You cannot treat performers like centrepieces. You cannot simply ask ‘who is hot right now’ and get Mugatu style replies.

Choosing speakers

Sourcing performers means understanding the education or entertainment needs of your guests. It means researching whether these performers may deliver actual value to your audience.

When it gets to speakers, it involves searching for videos of them speaking, analysing their Slideshare profiles to check how they deliver presentations and whether they get engagements, likes and clicks.

In some instances you need crowd magnets, specially if you work with music and festivals, but in the world of meetings, conferences, corporate the big name will only mean big budget.

See this for more reference.

Do Not Measure Anything

Event measurement done right

I remember having this conversation with this event consultant who developed a fantastic method to run better meetings. They created a whole dashboard to analyse and measure the quality of an event.

A very complex framework requiring a six figure investment. At the end of the process the event was given an incredibly detailed report about performance and recommendations. He mentioned that most of the event professionals he worked with, never read it.

Sometimes we spend money on expensive tools just for our ease of mind. Just to show off to our boss, or worse to ourselves, that we did the job.

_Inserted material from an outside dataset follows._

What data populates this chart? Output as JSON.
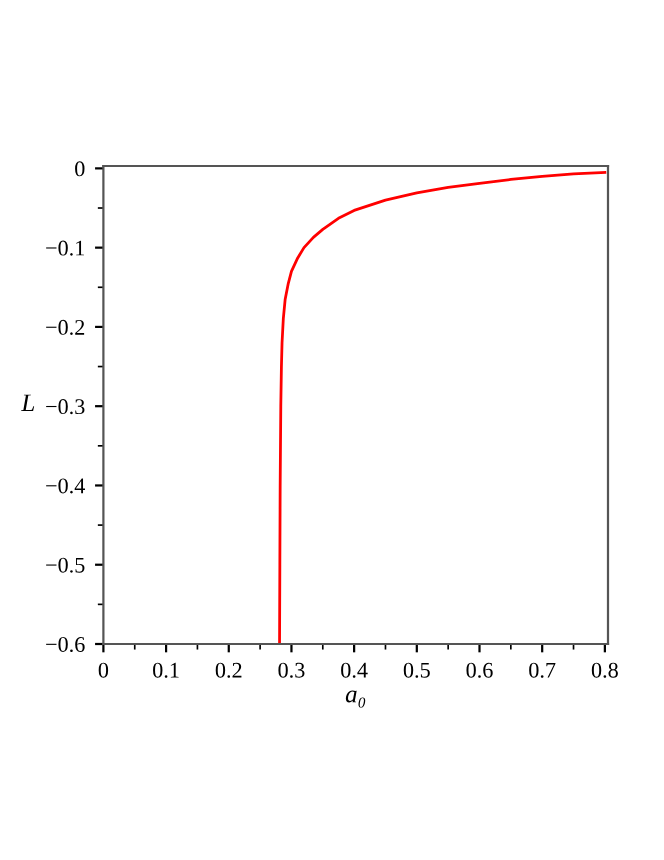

When the hype of the event is gone, we forget to look at the results of our precious investments. In fact we are probably ignorant of what report we can obtain from that super cool social media dashboard, monitoring tool or marketing platform.

If you don’t measure it, it doesn’t exist. ‘Guests were happy’ is not an acceptable KPI.

Leaving Networking to Happen by Itself

Foster networking at events

How many times you’ve read on a conference program, at the very bottom of the sessions, ‘Drinks – Networking’. I have seen it countless times.

We often leave the most likely #1 reason why people attend conferences to the very end of the event and we delegate to alcohol the role of making introductions. This is lame.

Event professionals need to realise the value of networking and using all their creativity to find better solutions for networking (hint: badges are not a solution).

Most event mobile apps have discovery features allowing attendees to meet their networking match. Working with better education concepts that stimulate horizontal interaction is also a prime factor.

It is never only a question of solving everything with technology. Dropping shortcuts is what I am requiring you to do!

In Conclusion

There is no reason to keep doing things the way we used to if results harm the success of our events. Thinking critically over what we are trying to do helps to get rid of bad habits.

Shortcuts can sometimes save us a lot of time. Some other times they just jeopardise the success of our carefully planned project.

The key is to realise that there is no right or wrong, there are good and bad decisions and your ability to evaluate situations rationally will make a difference.

Now go and surprise us with an incredibly new experience!